The concept of a VR relationship poses many ethical questions, namely the question of whether Danny is cheating on his wife. When his online obsession begins to affect his behavior with his wife, we lean towards the answer being yes. And yet we are still rooting for Danny and Karl, who tenderly represent the fluidity of gender and new and exciting modes of friendship introduced by futuristic technology.
While “Sniping Vipers” explores what lies ahead, “Smithereens” explores addiction that already exists. Andrew Scott gives a powerfully convincing performance as a man who holds a Smithereens intern hostage so that he can be put on the phone to the company’s founder, Bill Bauer. Throughout the episode, we are left wondering what he could possibly want to say. We recoil in horror as we realize that Smithereens know far more about Chris than the police, do thanks to the access they have to everybody’s data.

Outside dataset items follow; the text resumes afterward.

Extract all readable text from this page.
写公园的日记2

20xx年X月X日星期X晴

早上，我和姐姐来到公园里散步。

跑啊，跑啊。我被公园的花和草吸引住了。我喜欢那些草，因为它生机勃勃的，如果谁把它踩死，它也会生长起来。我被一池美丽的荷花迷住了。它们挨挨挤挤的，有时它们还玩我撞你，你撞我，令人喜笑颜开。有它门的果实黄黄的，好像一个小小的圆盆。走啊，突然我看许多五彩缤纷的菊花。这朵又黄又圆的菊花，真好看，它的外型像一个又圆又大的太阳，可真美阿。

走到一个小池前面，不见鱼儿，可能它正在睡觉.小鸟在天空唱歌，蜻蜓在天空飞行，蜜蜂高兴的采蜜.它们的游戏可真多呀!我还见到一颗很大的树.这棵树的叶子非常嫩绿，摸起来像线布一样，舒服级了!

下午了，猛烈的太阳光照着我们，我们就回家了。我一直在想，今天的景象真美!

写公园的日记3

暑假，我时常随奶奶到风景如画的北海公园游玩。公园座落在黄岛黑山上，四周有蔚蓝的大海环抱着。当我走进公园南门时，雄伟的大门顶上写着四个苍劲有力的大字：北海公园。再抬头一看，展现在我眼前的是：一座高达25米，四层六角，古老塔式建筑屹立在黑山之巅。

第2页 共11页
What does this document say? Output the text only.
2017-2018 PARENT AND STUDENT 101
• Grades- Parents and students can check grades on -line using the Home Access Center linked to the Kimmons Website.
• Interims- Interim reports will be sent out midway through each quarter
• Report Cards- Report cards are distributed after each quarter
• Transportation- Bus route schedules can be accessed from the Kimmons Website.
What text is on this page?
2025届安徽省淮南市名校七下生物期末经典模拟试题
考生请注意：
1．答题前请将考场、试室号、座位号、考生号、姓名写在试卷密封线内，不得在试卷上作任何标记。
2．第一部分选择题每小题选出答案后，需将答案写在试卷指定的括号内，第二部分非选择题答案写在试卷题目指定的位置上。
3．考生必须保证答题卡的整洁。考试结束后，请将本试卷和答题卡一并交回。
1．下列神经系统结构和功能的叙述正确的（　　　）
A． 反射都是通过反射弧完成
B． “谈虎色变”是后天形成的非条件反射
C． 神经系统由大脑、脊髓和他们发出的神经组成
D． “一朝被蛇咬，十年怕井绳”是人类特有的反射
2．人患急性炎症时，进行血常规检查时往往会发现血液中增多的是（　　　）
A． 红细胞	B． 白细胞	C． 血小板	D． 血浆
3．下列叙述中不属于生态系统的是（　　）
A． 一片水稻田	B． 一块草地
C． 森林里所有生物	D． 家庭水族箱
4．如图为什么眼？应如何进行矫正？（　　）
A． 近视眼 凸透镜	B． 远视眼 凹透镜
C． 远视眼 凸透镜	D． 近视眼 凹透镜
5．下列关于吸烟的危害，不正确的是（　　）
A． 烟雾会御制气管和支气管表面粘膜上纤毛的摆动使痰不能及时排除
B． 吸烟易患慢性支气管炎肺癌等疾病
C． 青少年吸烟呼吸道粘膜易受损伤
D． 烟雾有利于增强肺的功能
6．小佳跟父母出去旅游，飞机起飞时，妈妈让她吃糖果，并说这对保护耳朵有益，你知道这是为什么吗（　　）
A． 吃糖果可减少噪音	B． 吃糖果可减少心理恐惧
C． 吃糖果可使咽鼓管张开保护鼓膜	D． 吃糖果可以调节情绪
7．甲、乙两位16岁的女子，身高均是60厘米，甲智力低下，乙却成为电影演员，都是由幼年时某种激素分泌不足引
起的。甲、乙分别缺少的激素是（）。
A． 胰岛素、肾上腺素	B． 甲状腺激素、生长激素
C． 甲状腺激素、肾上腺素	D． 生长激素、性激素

At the end of the episode, we learn that Chris has phoned Billy so that he can confess. The reason his wife died was not because of a drunk driver, but because he was bored and checked a notification on his phone. After a powerfully emotional confession, a struggle for the gun and a gunshot, the episode concludes with a montage of people checking their phones. They likely received notification of what had just happened but after reading it, they continue with their day. This is some harsh social reflection and reminds us of how desensitized social media can make us to upsetting news.
Finally, the season finale “Rachel, Jack and Ashley Too” was a thrilling dystopian adventure featuring a fantastic performance from Miley Cyrus. The episode grimly mirrors Miley’s own life, drawing unspoken parallels between Ashley’s pyscho aunt and Disney’s control over Miley and her Hannah Montana persona when she was young. The episode is exciting, thought-provoking and full of tense moments and twists and turns. Although horrifying technologies are introduced, the focus is still very much on the compelling characters of the episode and their relationship with themselves and the Ashely O persona.
Overall, Charlie Brooker has successfully delivered three powerful episodes which offer nuanced social reflection through a selection of future technologies. It may have been lacking the terror of episodes like White Bear and Black Museum, but it offered something far more tender and close to home.